Each stage of the clinical trial and ultimately FDA approval creates an event. The level of impact on the company’s stock price is predicated mainly on the intrinsic value of each drug to the market and the likelihood of a successful outcome. As you can see from the price chart of Gilead below, the stock has been rather volatile, making it favorable to a hedge fund looking to exploit such volatility.
GILD trailing 12 months stock price
A typical hedge of a single stock is buying protective puts or calls. However, traditional hedging techniques are less effective in this particular case for two reasons:
1. Due to the volatile nature of the stock the derivatives are typically more expensive.
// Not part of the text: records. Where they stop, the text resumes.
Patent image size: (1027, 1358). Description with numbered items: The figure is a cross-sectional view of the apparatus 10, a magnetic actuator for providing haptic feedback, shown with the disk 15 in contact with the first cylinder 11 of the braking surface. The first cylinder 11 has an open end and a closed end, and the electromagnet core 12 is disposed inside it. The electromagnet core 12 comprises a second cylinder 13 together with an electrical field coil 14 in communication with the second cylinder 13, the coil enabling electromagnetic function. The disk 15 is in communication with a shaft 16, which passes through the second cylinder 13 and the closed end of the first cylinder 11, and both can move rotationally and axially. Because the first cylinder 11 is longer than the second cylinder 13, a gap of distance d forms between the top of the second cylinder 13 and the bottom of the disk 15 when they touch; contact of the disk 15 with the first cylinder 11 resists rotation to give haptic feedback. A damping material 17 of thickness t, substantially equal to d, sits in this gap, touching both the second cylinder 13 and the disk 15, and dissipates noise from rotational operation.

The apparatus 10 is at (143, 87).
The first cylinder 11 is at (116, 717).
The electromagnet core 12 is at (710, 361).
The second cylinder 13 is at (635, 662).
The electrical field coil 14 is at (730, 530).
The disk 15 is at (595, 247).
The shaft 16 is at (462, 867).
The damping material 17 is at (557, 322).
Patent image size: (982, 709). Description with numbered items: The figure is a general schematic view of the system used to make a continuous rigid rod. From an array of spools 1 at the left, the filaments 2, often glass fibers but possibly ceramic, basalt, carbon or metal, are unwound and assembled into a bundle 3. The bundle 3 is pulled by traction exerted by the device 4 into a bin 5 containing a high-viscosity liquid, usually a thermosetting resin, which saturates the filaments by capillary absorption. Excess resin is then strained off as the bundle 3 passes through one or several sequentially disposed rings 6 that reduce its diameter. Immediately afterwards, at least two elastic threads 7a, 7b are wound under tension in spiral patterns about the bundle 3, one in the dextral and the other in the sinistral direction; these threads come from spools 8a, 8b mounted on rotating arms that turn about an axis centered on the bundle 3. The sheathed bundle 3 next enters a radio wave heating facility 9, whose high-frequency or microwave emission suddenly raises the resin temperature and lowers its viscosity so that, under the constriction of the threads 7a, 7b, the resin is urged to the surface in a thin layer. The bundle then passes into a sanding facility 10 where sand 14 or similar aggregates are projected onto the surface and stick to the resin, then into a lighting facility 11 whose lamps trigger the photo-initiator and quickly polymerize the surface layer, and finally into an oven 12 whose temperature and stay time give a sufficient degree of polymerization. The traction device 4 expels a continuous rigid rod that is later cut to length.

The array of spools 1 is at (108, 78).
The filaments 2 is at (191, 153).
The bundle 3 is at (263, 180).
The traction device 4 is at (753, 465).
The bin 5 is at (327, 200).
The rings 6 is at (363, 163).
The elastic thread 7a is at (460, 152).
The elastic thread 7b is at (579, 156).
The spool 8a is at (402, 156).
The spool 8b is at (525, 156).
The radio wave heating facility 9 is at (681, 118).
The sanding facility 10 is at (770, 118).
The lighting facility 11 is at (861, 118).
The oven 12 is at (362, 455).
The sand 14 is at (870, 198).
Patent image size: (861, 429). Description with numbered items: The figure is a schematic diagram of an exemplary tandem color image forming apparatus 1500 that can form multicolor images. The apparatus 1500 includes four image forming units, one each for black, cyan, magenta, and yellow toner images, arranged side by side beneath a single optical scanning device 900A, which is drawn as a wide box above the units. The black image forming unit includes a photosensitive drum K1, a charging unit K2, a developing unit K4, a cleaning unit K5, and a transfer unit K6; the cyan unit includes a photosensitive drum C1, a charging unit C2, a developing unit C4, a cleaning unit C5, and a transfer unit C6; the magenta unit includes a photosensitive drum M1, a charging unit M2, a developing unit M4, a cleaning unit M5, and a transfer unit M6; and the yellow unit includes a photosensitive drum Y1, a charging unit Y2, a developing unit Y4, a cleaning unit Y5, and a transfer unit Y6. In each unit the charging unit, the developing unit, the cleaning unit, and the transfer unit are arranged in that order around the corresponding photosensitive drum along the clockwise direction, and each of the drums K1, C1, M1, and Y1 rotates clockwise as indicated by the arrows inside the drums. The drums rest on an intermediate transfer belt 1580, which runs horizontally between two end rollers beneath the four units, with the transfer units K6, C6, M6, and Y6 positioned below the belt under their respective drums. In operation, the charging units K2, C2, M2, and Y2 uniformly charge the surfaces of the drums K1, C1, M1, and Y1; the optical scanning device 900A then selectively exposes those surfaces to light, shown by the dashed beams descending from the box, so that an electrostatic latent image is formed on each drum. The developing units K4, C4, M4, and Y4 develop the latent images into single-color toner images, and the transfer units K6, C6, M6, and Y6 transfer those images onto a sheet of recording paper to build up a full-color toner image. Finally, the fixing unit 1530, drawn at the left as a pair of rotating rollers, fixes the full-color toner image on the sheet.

2. Options are subject to time decay, and become worthless at expiration — not favorable, given the FDA’s tendency to extend the approval timeframe as it may request additional clinical information.
In practice, we are looking to leverage our GILD holding 2X and construct a portfolio in which 50% of its allocation is GILD and the rest is a collection of long/short positions that will serve as a hedge.
Step 1: Use QuantDesk’s Portfolio Replication to construct the hedge universe. The Portfolio Replication identifies a collection of stocks that together track a given time series formation. In this example, we are looking for large caps that track GILD’s performance over time. Our goal is to minimize tracking error.
The replicator identified mainly healthcare stocks that together move in tandem with GILD.
Step 2: Optimize the portfolio’s allocation for a min vol target. During the waiting period we are not looking to generate alpha. Rather, our goal here is merely to minimize risk while anticipating the impending event. We use QuantDesk’s Portfolio Optimizer to unleash the Nobel prize winning Markowitz’s mean variance optimization (MVO).
Optimizing a portfolio with 50% GILD and the remaining replica positions.
We’ve achieved lower volatility over time with the anticipation that such interdependencies (covariance) between positions will be preserved for some time in the future, when a new optimization will be required.
Step 3: Testing our hypothesis over time. QuantDesk’s Backtester allows you to validate various scenarios to optimize the above portfolio over a long period of time. The backtest results will indicate whether we’ve been able to consistently reduce GILD volatility under various market regimes.
Backtest results of optimizing the GILD replica portfolio over 6 years (since 1/1/2013).
The volatility as demonstrated by the max drawdown is ⅓ of GILD itself. The excess transaction cost is an important factor, so we’ll want to consider the frequency by which we optimize carefully.
It’s important to note that the above backtest is solely made to demonstrate the hedging function. It doesn’t consider exiting the hedge just before or after the event date in order to maximize the short term gains resulting from the event outcome.
The above example is a creative way to construct and test a hedge for a high risk portfolio. Minimizing volatility while anticipating a considerable move in a stock pending an event is a useful technique geared to minimize exposure to exogenous events and market risks.